In its late October meeting, the Colombian Central Bank (Banrep) surprised the markets with a 50 bp hike to 5.25%, compared with expectations for a 25 bp increase. The decision was driven by the weaker currency and the effects of the El Nino on food prices. Around the same time, Banrep added some new FX measures to its arsenal. The bank started a new FX options program to support the peso, where it will auction $500 mln whenever the peso rises by 7% or more than the 20-day moving average. The peso reacted well initially to these moves, gaining 3.4%, the biggest single day gain in five years when markets re-opened after the holiday on November 3.

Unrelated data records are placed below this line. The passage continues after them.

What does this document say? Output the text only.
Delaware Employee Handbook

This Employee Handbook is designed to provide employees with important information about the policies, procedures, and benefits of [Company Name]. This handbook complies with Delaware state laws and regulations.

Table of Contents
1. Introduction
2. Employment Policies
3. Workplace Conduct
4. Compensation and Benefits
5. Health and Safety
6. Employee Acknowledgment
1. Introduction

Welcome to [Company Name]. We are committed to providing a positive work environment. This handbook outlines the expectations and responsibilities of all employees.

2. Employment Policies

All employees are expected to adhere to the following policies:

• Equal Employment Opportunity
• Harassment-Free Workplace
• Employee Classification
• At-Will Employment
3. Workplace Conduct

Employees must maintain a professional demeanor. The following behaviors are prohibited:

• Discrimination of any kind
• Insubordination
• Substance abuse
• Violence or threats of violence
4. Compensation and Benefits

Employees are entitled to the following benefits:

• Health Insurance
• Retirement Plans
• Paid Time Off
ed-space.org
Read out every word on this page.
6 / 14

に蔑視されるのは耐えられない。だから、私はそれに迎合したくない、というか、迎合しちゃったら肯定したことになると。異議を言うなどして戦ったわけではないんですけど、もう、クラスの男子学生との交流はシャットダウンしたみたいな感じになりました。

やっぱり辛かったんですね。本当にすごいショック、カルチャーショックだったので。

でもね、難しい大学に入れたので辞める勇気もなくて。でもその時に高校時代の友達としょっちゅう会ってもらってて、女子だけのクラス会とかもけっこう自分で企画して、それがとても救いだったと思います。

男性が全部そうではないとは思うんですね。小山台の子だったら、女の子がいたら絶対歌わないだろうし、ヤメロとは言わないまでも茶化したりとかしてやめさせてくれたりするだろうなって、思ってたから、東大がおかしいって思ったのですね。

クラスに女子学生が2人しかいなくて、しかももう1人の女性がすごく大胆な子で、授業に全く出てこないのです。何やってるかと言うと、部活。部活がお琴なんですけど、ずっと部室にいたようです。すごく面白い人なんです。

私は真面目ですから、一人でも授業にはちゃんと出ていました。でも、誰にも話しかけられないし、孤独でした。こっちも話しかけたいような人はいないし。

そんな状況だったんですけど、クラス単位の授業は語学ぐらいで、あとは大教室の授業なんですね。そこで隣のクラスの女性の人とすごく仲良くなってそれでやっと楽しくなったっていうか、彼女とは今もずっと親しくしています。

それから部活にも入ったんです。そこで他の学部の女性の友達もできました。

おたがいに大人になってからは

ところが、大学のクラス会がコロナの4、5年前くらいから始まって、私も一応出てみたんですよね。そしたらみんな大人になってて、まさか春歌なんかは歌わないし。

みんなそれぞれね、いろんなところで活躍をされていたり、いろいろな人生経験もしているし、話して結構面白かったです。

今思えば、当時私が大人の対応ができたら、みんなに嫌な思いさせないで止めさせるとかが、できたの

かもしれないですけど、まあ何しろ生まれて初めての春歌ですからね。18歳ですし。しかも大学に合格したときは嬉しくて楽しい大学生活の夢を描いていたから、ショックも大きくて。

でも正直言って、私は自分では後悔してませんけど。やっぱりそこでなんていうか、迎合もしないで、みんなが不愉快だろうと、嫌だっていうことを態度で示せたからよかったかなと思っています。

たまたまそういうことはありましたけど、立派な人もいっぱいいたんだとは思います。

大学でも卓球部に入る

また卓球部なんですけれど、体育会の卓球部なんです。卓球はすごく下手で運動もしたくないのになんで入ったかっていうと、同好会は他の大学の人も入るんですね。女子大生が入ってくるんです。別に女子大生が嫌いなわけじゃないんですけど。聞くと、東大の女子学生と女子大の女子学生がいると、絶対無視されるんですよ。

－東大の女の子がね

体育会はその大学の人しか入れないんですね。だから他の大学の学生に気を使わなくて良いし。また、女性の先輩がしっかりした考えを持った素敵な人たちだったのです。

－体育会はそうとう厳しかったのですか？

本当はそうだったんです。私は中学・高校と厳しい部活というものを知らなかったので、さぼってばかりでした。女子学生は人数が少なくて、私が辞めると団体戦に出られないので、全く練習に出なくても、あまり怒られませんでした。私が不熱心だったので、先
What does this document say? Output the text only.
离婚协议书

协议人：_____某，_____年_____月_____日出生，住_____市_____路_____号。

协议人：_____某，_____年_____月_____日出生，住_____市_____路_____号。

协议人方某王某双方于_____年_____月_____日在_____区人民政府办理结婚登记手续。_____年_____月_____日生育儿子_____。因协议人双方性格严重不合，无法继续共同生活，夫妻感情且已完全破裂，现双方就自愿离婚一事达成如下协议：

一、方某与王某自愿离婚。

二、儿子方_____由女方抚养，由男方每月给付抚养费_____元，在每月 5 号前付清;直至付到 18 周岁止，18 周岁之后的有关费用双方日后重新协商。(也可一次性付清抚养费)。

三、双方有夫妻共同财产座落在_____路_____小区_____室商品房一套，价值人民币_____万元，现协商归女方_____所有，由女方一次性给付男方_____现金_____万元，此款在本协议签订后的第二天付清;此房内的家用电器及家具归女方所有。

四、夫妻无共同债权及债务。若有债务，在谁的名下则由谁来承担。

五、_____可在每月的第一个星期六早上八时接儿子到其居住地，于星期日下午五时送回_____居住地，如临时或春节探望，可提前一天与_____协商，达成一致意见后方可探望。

Since then, however, the peso has weakened against the dollar in every one of the nine sessions. The main driver seems to be oil prices. The graph shows the peso together with inverted price of the front contract for WTI. The correlation (on a rolling 60-day basis) stands near -.66, which is fairly high.
Aside from the well documented dependency of Colombia’s budget on oil prices, the current account has also been in focus. The Q2 deficit improved considerably compared with Q1, narrowing to -$4.3 bln from -$5.1 bln. On a year-on-year basis, however, the numbers look very poor.
- Exports of goods fell 31.2% to $10.3 bln from $15.0 bln a year ago
- Imports of goods fell 16.4% to $12.7 bln vs. $15.2 bln a year ago
- Foreign direct investment was $3.9 bln vs $5.0 bln a year ago, driven by a collapse in investment in the oil sector
At this point, we don’t see any indication of a decoupling between the peso and oil. Unlike the case of Mexico, for example, Colombia does not seem well-positioned to take advantage of the weaker peso to attempt to rebalance the economy away from a commodity exporter. As such, the negative impact of the weaker peso on inflation outlays it competitive, leaving us still bearish on country’s asset prices.
MSCI Colombia is down -39% YTD, and compares to -14% for MSCI EM. Until oil prices stabilize, we see further underperformance in equities. USD/COP is likely to revisit the August all-time high near 3266 in the coming weeks. High inflation and more rate hikes are likely to keep Colombian local currency bonds in the underperforming camp too.